Un altro interrogativo è chi saranno quelli disposti alla pace. Il comandante americano dell’Isaf dubita che la rete di Jalaluddin Haqqani, pur rappresentata a Doha, abbia voglia di stipulare un accordo, condizionata dai suoi potenti sponsor, i servizi segreti militari pakistani dell’Isi.
Una distinzione importante tra i talebani, anche se i confini tra i gruppi sono spesso arbitrari, è proprio questa, tra l’ala cosiddetta nazionalista e quella che mantiene più stretti contatti con Islambad. I negoziati non prevedono la presenza del Pakistan anche se sarà il convitato di pietra perché è lì che molti guerriglieri hanno i loro santuari, ai confini con il Waziristan.
Il negoziato di Doha dovrà smentire la convinzione più pessimista che i Talebani non debbano far altro che aspettare la partenza delle forze americane e alleate per prendere il potere a Kabul. Secondo questa versione i seguaci del Mullah Omar non hanno una vera motivazione a trattare.
Ahmed Rashid, grande esperto di Afghanistan, sostiene che i leader talebani sono cambiati. Pur ribadendo che le truppe straniere devono lasciare il Paese per stabilire un vero sistema islamico, sembrano più flessibili. Forse sono soltanto più realisti: hanno capito che nel 2014 non ci sarà come nel 1989 un Friendship Bridge, dove l’ultimo soldato russo attraversò l’Amur Dariya.

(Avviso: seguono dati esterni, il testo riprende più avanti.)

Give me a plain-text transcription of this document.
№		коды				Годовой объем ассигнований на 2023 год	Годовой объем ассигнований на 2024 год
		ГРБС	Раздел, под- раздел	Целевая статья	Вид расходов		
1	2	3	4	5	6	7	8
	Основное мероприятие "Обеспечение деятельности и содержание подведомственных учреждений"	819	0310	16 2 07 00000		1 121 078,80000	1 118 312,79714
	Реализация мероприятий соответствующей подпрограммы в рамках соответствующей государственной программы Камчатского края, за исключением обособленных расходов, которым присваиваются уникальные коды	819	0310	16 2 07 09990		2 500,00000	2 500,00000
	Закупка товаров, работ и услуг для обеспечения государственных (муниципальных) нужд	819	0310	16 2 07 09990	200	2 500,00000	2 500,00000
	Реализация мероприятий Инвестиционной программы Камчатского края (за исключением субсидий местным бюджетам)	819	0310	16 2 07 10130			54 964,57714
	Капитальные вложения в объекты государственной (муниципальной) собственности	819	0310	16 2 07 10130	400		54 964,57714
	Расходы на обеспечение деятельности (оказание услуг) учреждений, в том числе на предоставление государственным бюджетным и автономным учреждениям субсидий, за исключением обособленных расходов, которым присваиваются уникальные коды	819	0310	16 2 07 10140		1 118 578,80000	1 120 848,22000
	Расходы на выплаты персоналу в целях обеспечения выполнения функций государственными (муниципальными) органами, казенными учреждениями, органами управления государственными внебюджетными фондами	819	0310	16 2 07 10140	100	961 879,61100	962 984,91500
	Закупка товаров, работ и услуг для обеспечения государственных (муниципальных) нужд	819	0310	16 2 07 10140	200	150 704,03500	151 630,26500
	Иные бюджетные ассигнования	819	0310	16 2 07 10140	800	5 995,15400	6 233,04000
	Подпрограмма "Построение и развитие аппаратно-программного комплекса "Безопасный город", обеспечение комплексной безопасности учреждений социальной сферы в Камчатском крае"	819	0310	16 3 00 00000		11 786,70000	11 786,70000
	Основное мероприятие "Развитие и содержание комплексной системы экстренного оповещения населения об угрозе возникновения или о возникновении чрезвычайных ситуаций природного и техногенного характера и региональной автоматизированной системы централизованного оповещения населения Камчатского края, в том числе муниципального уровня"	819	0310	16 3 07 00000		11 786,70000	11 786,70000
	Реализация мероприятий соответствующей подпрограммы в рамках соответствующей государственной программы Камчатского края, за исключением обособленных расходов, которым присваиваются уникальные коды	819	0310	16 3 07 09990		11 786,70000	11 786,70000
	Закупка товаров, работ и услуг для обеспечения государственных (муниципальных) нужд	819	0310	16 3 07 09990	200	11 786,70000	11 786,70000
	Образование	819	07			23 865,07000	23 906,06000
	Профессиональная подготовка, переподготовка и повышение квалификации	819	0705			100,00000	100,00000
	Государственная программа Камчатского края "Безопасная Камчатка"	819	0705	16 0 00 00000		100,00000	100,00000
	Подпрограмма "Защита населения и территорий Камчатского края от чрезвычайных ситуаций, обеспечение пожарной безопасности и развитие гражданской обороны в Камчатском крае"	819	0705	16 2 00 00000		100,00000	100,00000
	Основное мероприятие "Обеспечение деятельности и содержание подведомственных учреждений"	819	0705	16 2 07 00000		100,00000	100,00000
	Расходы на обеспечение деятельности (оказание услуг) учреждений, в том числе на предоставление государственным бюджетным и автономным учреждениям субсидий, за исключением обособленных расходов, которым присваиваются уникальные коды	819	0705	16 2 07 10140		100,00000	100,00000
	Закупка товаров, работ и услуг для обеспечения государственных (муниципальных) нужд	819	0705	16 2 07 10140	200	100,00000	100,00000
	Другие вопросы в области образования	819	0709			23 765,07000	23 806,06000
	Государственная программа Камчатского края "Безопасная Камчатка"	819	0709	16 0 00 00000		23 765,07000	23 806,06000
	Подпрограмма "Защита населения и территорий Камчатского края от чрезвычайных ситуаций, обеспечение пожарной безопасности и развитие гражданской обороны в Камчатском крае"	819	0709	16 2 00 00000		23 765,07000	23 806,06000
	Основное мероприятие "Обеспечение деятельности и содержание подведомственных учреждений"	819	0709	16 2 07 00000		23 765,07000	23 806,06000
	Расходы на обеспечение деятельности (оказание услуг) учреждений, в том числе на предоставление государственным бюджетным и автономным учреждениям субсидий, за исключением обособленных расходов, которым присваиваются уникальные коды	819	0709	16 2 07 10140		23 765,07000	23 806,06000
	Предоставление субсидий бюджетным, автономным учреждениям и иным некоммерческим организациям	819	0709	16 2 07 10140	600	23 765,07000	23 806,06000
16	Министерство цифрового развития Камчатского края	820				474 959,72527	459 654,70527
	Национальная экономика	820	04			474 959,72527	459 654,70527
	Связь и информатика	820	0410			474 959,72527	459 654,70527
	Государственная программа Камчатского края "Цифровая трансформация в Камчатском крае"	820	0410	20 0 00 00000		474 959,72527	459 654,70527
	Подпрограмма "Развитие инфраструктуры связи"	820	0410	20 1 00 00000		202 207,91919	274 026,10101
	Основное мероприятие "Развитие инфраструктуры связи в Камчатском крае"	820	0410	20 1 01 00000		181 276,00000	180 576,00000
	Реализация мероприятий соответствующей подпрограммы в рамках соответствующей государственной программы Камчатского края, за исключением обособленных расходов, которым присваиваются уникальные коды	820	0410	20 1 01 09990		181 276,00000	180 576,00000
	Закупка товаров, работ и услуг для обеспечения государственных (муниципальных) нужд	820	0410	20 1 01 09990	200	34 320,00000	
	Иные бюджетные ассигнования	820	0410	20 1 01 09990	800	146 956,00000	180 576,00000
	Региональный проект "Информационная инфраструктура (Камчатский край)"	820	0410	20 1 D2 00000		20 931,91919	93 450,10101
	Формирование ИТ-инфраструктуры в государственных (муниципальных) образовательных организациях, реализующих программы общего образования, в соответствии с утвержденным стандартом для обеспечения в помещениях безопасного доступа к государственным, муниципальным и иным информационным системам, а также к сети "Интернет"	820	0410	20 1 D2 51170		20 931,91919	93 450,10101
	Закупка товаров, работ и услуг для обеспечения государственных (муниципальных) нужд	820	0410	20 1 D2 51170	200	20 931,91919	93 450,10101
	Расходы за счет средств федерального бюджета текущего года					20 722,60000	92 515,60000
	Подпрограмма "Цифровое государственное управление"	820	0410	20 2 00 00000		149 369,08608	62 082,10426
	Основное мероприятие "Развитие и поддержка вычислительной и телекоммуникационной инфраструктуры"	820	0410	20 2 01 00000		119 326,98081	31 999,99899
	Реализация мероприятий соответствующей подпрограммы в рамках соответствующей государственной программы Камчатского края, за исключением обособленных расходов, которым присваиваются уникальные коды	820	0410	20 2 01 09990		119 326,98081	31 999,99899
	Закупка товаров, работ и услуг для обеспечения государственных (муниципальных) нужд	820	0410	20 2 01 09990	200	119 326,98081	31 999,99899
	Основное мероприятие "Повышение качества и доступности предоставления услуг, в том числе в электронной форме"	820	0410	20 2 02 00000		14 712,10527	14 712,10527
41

Inoltre i capi, che furono finanziati da al-Qaeda, hanno preso le distanze dall’organizzazione: il Mullah Omar non ha mai giurato fedeltà a Osama e neppure adottato il programma della Jihad globale, come hanno fatto i talebani pakistani. Vedremo quindi se prevarrà l’ala nazionalista o quella jihadista: la prima vuole evitare che l’Afghanistan diventi un nuovo un campo di battaglia delle influenze esterne. Anche i talebani sono logorati da una lunga guerra, hanno subito forti perdite e vogliono liberarsi dalla tutela di Islamabad. Nella decisione di negoziare c’è anche un calcolo che gli afghani non trascurano quasi mai: entrare in una coalizione di governo con dei filo-occidentali può portare sostanziosi aiuti economici. I mujaheddin, sostiene un vecchio detto, non si comprano ma si affittano. È quindi possibile almeno una "pace in prestito".